9.17.2007

My First Alfredo!

It was Sunday and we were tired and hungry. We didn't have much food in the house, so I was thinking we could have some sort of chicken and pasta dinner. Also, it was our three month anniversary and I didn't just want some boring chicken and pasta dinner, so I went online to find something....and this is what I found!

Cajun Chicken Alfredo and Jimmy's Favorite Garlic Bread - both from Guy's Big Bite on the Food Network.

These recipes were great! They had so much flavor, were cheap and easy to make, and even easy to clean! Most of the ingredients needed we keep on hand anyways, so it was nice that we only needed to run to the store and grab a few things.

Cajun Chicken Alfredo
4 (5-ounce) boneless, skinless chicken breasts
1 cup blackening spice (recommended: Paul Prudhomme's Chicken)
2 tablespoons extra-virgin olive oil
3 tablespoons minced garlic
1 cup roughly chopped marinated sun-dried tomatoes
1/4 cup white wine
3 cups heavy cream
3/4 cup grated Parmesan
1 teaspoon sea salt
1 teaspoon freshly ground black pepper
1 pound cooked fettuccine
1/2 cup sliced scallions


Preheat the oven to 350 degrees F.

Dredge the chicken breasts in the blackening spice and place in a cast iron skillet over very high heat. Blacken both sides of the chicken and place in the oven for 10 minutes, or until internal temperature of chicken reaches 165 degrees F on an instant-read thermometer. Slice in strips on the bias and set aside. - For us, the chicken was small and thin enough that we didn't need to put it in the oven.
In a saute pan over medium heat, add 2 tablespoons of extra-virgin olive oil. Add garlic and lightly caramelize. Then add the sun-dried tomatoes and the chicken slices. Deglaze the pan with the white wine. Add the heavy cream, increase the heat to a simmer, and reduce the cream sauce by half.
When the cream sauce is to desired consistency, stir in 1/2 cup Parmesan, salt, pepper, and pasta.
Nest the pasta on large rimmed plates, pour sauce over pasta, and garnish with scallions and the remaining 1/4 cup Parmesan.
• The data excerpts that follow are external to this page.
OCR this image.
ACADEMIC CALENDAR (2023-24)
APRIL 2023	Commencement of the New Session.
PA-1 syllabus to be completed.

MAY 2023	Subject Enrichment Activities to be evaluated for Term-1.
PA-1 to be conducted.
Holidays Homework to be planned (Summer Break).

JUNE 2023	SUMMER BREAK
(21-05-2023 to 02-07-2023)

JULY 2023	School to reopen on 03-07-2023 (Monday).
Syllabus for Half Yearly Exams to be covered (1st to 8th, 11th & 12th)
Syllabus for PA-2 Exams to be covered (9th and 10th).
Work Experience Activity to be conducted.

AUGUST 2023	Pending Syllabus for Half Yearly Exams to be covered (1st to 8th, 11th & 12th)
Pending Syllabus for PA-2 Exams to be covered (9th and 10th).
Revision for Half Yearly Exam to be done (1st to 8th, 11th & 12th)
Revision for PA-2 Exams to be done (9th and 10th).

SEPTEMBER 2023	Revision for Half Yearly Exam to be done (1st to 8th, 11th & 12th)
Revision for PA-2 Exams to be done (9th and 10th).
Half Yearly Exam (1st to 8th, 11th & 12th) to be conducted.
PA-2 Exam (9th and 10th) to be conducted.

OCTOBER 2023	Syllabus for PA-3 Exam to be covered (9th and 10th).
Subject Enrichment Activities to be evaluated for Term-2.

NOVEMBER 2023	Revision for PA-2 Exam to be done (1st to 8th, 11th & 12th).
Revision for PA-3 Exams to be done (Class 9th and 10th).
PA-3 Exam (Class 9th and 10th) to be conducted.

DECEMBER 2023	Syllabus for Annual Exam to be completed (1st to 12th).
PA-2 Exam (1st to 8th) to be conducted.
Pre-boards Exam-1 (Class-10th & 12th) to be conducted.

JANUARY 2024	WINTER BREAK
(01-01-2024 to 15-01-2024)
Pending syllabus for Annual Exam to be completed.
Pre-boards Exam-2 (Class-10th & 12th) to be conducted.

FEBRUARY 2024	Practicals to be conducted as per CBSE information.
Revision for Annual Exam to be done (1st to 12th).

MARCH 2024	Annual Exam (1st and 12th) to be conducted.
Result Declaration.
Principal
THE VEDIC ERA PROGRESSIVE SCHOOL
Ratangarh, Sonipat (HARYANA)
Jimmy's Favorite Garlic Bread
Garlic Butter, recipe follows
1 loaf sourdough bread, cut in 1/2
Basil leaves
8 ounces sun-dried tomatoes, chopped
1 1/2 tablespoons grated Parmesan
Liberally apply garlic butter to bread halves. Bake in oven until light golden brown. Remove and top with basil, sun-dried tomatoes and Parmesan. Cut into 2-inch slices.Garlic butter:
2 heads garlic
Olive oil
Salt and freshly ground black pepper
3/4 pound unsalted butter, at room temperature - We cut this down to 1/2 lbs and it was still plenty!
1/2 cup mayonnaise - We used Miracle Whip instead
Pinch paprika
1 tablespoon Italian seasoning
1 tablespoon chopped Italian parsley leaves - We forgot to use this
1 teaspoon salt
1 teaspoon crushed red pepper
1/4 cup grated Parmesan Pre heat oven to 350 degrees F.
Slice the tops off the garlic heads, place in a piece of foil, drizzle olive oil, and season with salt and pepper. Place in oven and bake for 1 hour, or until soft.
Squeeze roasted garlic out into medium mixing bowl. Add remaining ingredients and thoroughly mix together, divide in half, and refrigerate.




















I titled this, My First Alfredo because this was the first time I attempted to make my own alfredo sauce (normally I shorten the recipe and buy the stuff!) and it turned out very good. Well, it looked a little off in color, but it tasted good non-the-less.

Since it was our anniversary we decided to sit down at the table rather than in front of the TV. We also had the dinner with a bottle of wine we received as a wedding gift.